Why does clarifying the namespace lead to unbound error but not adding the namespace doesnt

let file = "example.dat"
let message = "Hello!"

let () =
  (* Write message to file *)
  let oc = open_out file in
  (* create or truncate file, return channel *)
  Printf.fprintf oc "%s\n" message;
  (* write something *)
  close_out oc;

  (* flush and close the channel *)

  (* Read file and display the first line *)
  let ic = open_in file in
  try
    let line = input_line ic in
    (* read line, discard \n *)
    print_endline line;
    (* write the result to stdout *)
    flush stdout;
    (* write on the underlying device now *)
    close_in ic
    (* close the input channel *)
  with e ->
    (* some unexpected exception occurs *)
    close_in_noerr ic;
    (* emergency closing *)
    raise e

I have this snippet of code from official ocaml site, if I annotate the functions using
in_channel.open_out, in_channel.open_in then while building I get the error unbound module in_channel but if I just use open_out etc like above it compiles. I am confused about this seemingly unintuitive behavior can someone explain . I am using dune to build it. Thanks.

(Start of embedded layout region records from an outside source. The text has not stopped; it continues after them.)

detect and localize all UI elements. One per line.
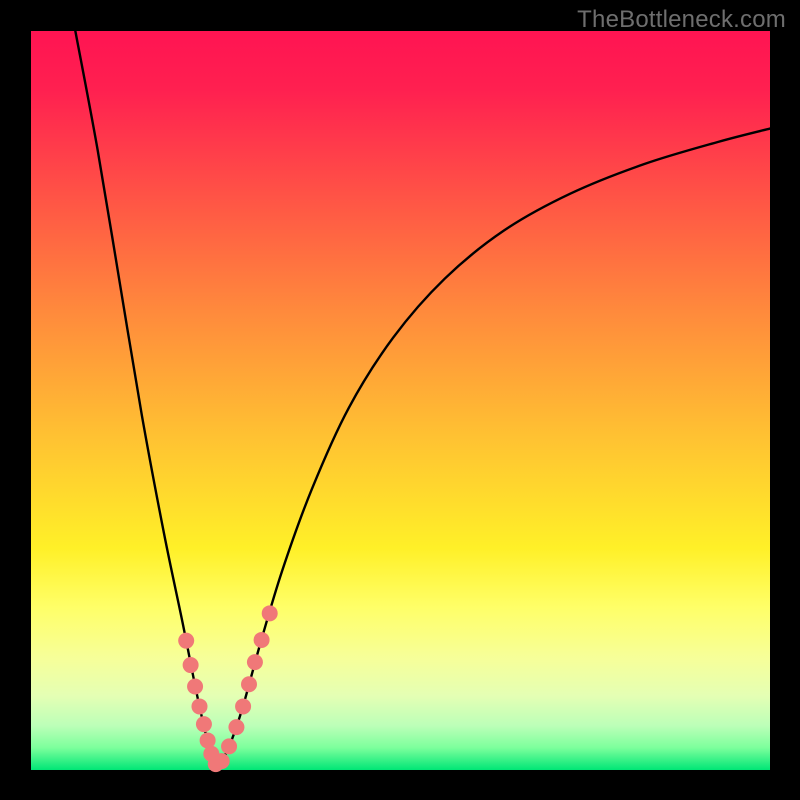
watermark-text: TheBottleneck.com bbox=[577, 6, 786, 34]
plot-area bbox=[31, 31, 770, 770]
chart-container: TheBottleneck.com bbox=[0, 0, 800, 800]
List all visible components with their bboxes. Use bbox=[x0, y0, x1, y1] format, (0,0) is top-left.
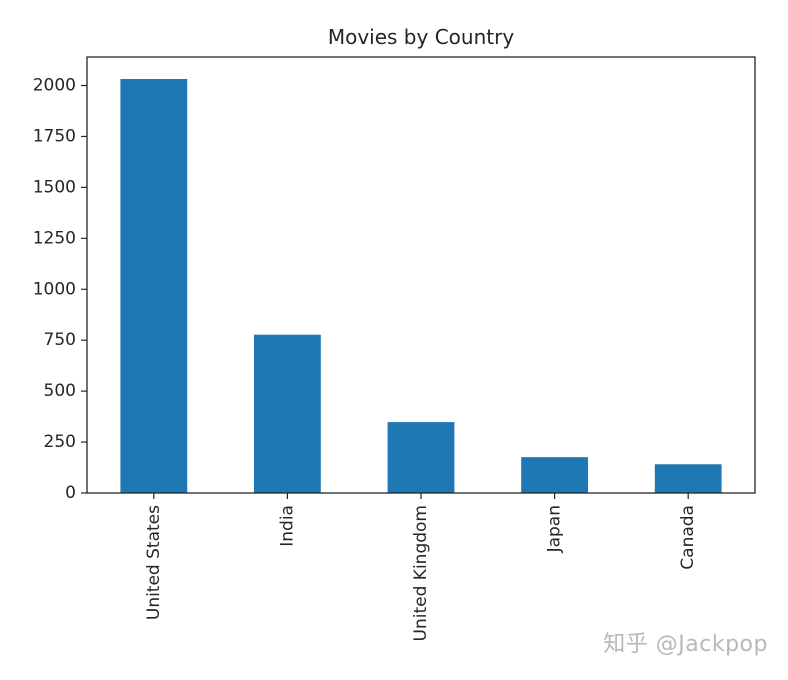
bar-canada bbox=[654, 464, 722, 493]
x-tick-label: United States bbox=[144, 505, 164, 620]
y-tick-label: 1750 bbox=[33, 126, 76, 146]
y-tick-label: 500 bbox=[44, 381, 76, 401]
bar-united-kingdom bbox=[387, 422, 455, 493]
chart-title: Movies by Country bbox=[328, 25, 514, 49]
bar-united-states bbox=[120, 79, 188, 494]
bar-india bbox=[254, 334, 321, 493]
x-tick-label: Japan bbox=[545, 505, 565, 553]
y-tick-label: 250 bbox=[44, 432, 76, 452]
y-tick-label: 1000 bbox=[33, 279, 76, 299]
watermark: 知乎 @Jackpop bbox=[603, 632, 768, 657]
y-axis: 0 250 500 750 1000 1250 1500 1750 2000 bbox=[33, 76, 87, 503]
x-axis: United States India United Kingdom Japan Can… bbox=[144, 493, 698, 641]
y-tick-label: 1500 bbox=[33, 177, 76, 197]
plot-frame bbox=[86, 56, 756, 494]
x-tick-label: India bbox=[277, 505, 297, 547]
y-tick-label: 1250 bbox=[33, 228, 76, 248]
y-tick-label: 2000 bbox=[33, 76, 76, 96]
x-tick-label: United Kingdom bbox=[411, 505, 431, 641]
y-tick-label: 750 bbox=[44, 330, 76, 350]
bar-japan bbox=[521, 457, 588, 493]
bars-group bbox=[120, 79, 722, 494]
y-tick-label: 0 bbox=[65, 483, 76, 503]
x-tick-label: Canada bbox=[678, 505, 698, 570]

Those functions are not in the In_channel module. See here: OCaml library : In_channel

They are in the Stdlib module. Eg: OCaml library : Stdlib

The Stdlib module is opened automatically, so you don’t need to prefix items from that module.

Also, In_channel/Out_channel were added in OCaml 4.14. You might be using an older version of OCaml. It would be best to upgrade to the latest available release, 5.2.1.

1 Like

Thanks Yawar. I got confused as there is the module in_channel and in writeup I was referring to they create an “in_channel” via Stdlib and some other code snippet I was looking they opened the file using In_channel, bunch of similar sounding ideas and names.